Page:Revue des Deux Mondes - 1835 - tome 3.djvu/459

Cette page a été validée par deux contributeurs.
451
DOCTOR MARGARITUS.

Jamais, après la faute, un écolier malin
N’a tremblé sur son banc, voyant venir le maître,
Comme tremblent les fleurs de ce petit jardin
Quand le pâle docteur se lève à sa fenêtre ;
Car il est leur soleil, et d’un signe de main
Il peut faire mourir celle qui vient de naître.

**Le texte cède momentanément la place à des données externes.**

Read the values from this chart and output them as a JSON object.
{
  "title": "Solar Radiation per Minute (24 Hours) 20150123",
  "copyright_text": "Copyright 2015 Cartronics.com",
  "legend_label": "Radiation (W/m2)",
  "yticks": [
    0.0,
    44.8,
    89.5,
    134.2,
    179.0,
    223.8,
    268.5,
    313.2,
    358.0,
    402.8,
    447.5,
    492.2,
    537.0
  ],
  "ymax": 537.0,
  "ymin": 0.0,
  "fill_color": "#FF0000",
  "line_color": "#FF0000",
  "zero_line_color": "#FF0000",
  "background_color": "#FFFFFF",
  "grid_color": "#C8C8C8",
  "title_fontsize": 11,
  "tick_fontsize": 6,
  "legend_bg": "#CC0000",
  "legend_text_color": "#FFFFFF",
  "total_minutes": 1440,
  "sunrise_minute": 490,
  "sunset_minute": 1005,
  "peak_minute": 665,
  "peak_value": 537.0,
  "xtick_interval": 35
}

Cet homme aime ses fleurs d’un amour sans pareil ;
Et les arroserait du pur sang de sa veine
Pour donner à leur robe un éclat plus vermeil,
S’il ne savait fort bien que l’eau de la fontaine
Forme dans leur calice une perle sereine,
Plus douce et plus suave aux rayons du soleil.

Les femmes ont nommé cet amour-là délire,
Et vraiment, sur ma foi, les femmes ont raison ;
Cet homme vit tout seul au fond de sa maison
Avec de belles fleurs qu’il aime et qu’il respire ;
Il tient libre chacun de son opinion,
Et se croit pour sa part en droit de ne rien dire.

On le voit sur le soir aller on ne sait où,
Il ne prend pas son eau dans la source commune,
Nul ne sait les secrets enfin de sa fortune,
Ni ceux qu’en inclinant la tige de son cou
La belle fleur lui dit aux rayons de la lune :
Lecteur, tu le vois bien, cet homme est un vieux fou.

Il est alerte et vif, et c’est vraiment prodige
De le voir dans son pré courir pieds nus ; — la tige
Qui demeure éveillée et s’entretient tout bas
Avec l’insecte d’or qui rayonne et voltige,
Ne l’entend point venir près d’elle, et sous ses pas
Le brin d’herbe endormi ne se réveille pas.